• Thread starter Suicidal Gingerbread Man
  • Start date
Towers 500m tall are not practical in Canada, we just don't have the population and it doesn't make financial sense to build that tall. The only place in North America that makes sense for them is New York City with the dense population and large companies demanding it.

Most supertall/megatall towers outside of NA are being built in cities with large populations in nations that are rapidly developing. Most of these are dictatorships and only care about appearances and filling demand. These large towers are also built as cheaply as possible, most likely with slave labour and lacking tons of safety standards that we enjoy over here.
Your points are well taken but you're talking to a wall. Fanboys don't care about dictatorships, slave labour, cheap builds and zero safety standards. Dangle Moscow, Dubai and Shenzhen in front of them and they foam at the mouth.
 
Today:
Falling ice from this building forced Bay Street to be closed at this intersection.

CIBC SQUARE 12:3 3.jpeg
CIBC SQUARE 12:3 1.jpeg
DSC_2424.jpeg
DSC_2370.jpeg
 
Falling ice doesn't bode well for the glass ceiling along Bay St. Hope they ordered extra pieces of glass.
 
Where was it falling from? Do you know? I mean the building’s cold until it’s occupied I guess so it could be from anywhere, or was it the crane for example?
 
Hmm, that's very concerning. I hope this doesn't become a long term problem for this tower. It's grooves and lines might make it conducive to this, although I am not a SME on this topic.
 
Am I the only one here who doesn't give a fig about 400+ m towers?

I'd take the two 200 m towers any-day. Spread that building footprint around.

Exactly, the spread of density can be a much larger improvement to the skyline in comparison to one incredibly tall tower.

There's nothing wrong with height, and height is always exciting, but it's crazy to talk about 400m+ when things are just now finally going over 300m. It was only a couple years ago that we got a 344m proposal with the former design of YSL, so we are definitely heading there, but slowly.
 
Your points are well taken but you're talking to a wall. Fanboys don't care about dictatorships, slave labour, cheap builds and zero safety standards. Dangle Moscow, Dubai and Shenzhen in front of them and they foam at the mouth.

I'm somehow reminded of this graphic whenever the supertall fanboy talk comes up.


1575520631217.png




Context: This was part of a campaign by United Way to raise awareness of poverty in the GTA. "Though the GTA appears to be a prosperous and thriving region, it is actually the poverty capital of Canada, with one in seven residents struggling enough financially to have to worry about a roof over their head. The building, dubbed the #unignorable tower, would need to have space for 116,317 individuals and families.
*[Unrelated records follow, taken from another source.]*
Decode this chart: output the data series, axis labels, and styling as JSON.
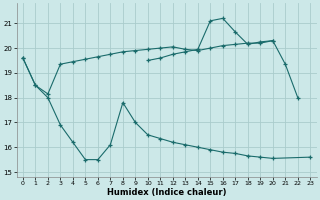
{
  "xlabel": "Humidex (Indice chaleur)",
  "bg_color": "#cce8e8",
  "grid_color": "#aacccc",
  "line_color": "#1a6b6b",
  "xlim": [
    -0.5,
    23.5
  ],
  "ylim": [
    14.8,
    21.8
  ],
  "yticks": [
    15,
    16,
    17,
    18,
    19,
    20,
    21
  ],
  "xticks": [
    0,
    1,
    2,
    3,
    4,
    5,
    6,
    7,
    8,
    9,
    10,
    11,
    12,
    13,
    14,
    15,
    16,
    17,
    18,
    19,
    20,
    21,
    22,
    23
  ],
  "c1_x": [
    0,
    1,
    2,
    3,
    4,
    5,
    6,
    7,
    8,
    9,
    10,
    11,
    12,
    13,
    14,
    15,
    16,
    17,
    18,
    19,
    20,
    23
  ],
  "c1_y": [
    19.6,
    18.5,
    18.0,
    16.9,
    16.2,
    15.5,
    15.5,
    16.1,
    17.8,
    17.0,
    16.5,
    16.35,
    16.2,
    16.1,
    16.0,
    15.9,
    15.8,
    15.75,
    15.65,
    15.6,
    15.55,
    15.6
  ],
  "c2_x": [
    0,
    1,
    2,
    3,
    4,
    5,
    6,
    7,
    8,
    9,
    10,
    11,
    12,
    13,
    14,
    15,
    16,
    17,
    18,
    19,
    20,
    21,
    22
  ],
  "c2_y": [
    19.6,
    18.5,
    18.15,
    19.35,
    19.45,
    19.55,
    19.65,
    19.75,
    19.85,
    19.9,
    19.95,
    20.0,
    20.05,
    19.95,
    19.9,
    20.0,
    20.1,
    20.15,
    20.2,
    20.2,
    20.3,
    19.35,
    18.0
  ],
  "c3_x": [
    10,
    11,
    12,
    13,
    14,
    15,
    16,
    17,
    18,
    19,
    20
  ],
  "c3_y": [
    19.5,
    19.6,
    19.75,
    19.85,
    19.95,
    21.1,
    21.2,
    20.65,
    20.15,
    20.25,
    20.3
  ]
}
It is physically impossible to build and would be the world's tallest structure — which proves the point of how massive our poverty and homelessness problem is."
 
^^^ "Screw poverty and homelessness! Give me that giga-tall! Dubai's getting one! They're so much more advanced than us! Wahhhhh!"
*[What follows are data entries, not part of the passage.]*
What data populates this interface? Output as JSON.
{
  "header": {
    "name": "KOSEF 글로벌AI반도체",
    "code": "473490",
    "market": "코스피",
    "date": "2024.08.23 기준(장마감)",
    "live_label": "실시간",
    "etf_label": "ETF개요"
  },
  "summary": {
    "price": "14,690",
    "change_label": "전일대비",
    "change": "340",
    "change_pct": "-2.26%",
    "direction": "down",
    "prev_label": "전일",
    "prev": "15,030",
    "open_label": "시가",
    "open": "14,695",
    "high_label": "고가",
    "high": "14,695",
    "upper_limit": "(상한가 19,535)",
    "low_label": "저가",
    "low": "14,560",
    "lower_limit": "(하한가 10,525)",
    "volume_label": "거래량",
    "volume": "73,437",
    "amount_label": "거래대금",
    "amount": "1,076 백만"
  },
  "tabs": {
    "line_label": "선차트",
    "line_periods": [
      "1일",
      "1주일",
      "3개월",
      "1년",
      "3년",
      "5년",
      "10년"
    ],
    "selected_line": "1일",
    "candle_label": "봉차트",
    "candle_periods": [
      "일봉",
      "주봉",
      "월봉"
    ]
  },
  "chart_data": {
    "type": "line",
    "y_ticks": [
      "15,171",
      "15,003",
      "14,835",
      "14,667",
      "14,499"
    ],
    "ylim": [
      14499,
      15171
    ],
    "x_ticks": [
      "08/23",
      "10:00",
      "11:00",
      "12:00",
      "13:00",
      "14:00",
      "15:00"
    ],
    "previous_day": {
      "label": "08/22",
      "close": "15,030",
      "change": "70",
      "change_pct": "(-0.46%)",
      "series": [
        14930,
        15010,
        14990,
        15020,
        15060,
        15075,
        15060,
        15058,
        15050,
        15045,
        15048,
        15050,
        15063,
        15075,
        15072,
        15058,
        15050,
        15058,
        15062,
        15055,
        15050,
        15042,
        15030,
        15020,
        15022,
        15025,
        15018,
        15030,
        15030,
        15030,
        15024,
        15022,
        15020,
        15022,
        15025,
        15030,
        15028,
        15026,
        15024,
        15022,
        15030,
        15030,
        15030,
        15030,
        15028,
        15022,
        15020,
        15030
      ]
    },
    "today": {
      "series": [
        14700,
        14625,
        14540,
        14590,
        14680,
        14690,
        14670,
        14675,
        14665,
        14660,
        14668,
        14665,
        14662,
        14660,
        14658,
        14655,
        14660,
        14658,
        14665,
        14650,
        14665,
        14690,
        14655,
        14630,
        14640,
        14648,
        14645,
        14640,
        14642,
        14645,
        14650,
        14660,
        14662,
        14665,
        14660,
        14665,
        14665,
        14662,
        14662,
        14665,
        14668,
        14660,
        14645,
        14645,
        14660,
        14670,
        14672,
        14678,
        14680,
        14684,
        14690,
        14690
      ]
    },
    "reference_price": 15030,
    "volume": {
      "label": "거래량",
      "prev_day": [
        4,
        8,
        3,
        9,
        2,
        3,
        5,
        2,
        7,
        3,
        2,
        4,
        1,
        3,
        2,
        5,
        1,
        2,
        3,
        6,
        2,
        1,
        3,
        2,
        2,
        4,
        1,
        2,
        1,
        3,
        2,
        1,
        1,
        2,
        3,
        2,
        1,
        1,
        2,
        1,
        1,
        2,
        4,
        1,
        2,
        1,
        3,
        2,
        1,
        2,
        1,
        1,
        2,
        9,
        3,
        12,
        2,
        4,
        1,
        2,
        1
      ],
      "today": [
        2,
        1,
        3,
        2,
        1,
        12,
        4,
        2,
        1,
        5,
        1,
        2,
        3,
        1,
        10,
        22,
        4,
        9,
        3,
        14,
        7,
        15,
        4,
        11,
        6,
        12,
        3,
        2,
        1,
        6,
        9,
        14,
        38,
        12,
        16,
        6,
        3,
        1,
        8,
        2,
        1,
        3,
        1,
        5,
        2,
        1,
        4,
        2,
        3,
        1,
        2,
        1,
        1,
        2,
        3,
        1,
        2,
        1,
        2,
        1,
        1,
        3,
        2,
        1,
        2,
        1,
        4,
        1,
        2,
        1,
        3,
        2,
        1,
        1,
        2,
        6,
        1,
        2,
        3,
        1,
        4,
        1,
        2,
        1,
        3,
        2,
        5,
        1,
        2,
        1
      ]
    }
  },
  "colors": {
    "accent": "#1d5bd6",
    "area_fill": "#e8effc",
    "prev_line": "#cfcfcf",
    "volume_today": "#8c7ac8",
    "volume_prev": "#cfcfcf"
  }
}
(I'm sure there are fanboys here who are salivating over that United Way pic.)
 
Hmm, that's very concerning. I hope this doesn't become a long term problem for this tower. It's grooves and lines might make it conducive to this, although I am not a SME on this topic.
Again though - what happens during construction won't be the same as in use. Hence my pondering about where it was falling from. There was a picture a few pages back with snow on the glass. That glazing is right now sat with cold on both sides, I would imagine that it would be less likely for snow to stick to glass if it was even a degree above freezing, which it probably will be when it's a nice warm office on the other side. Then there's the bit at the top that's not even clad yet, and the crane arms etc. Plenty of bits of steel etc for snow and ice to build up on then fall from.

I'm not sure what you can realistically do about it during construction. It does make me think they may have been a bit keen putting the glass on the canopy with so much still going on up top.
 
I'm somehow reminded of this graphic whenever the supertall fanboy talk comes up.


View attachment 218536



Context: This was part of a campaign by United Way to raise awareness of poverty in the GTA. "Though the GTA appears to be a prosperous and thriving region, it is actually the poverty capital of Canada, with one in seven residents struggling enough financially to have to worry about a roof over their head. The building, dubbed the #unignorable tower, would need to have space for 116,317 individuals and families. It is physically impossible to build and would be the world's tallest structure — which proves the point of how massive our poverty and homelessness problem is."
You know this would be beyond shadowing issues for the entire city.. lol cool but also a boring design
 
Where was it falling from? Do you know? I mean the building’s cold until it’s occupied I guess so it could be from anywhere, or was it the crane for example?

It’s hard to say exactly, but several sheets of ice were falling directly onto Bay Street, in addition to reports elsewhere of pieces falling onto the Gardiner.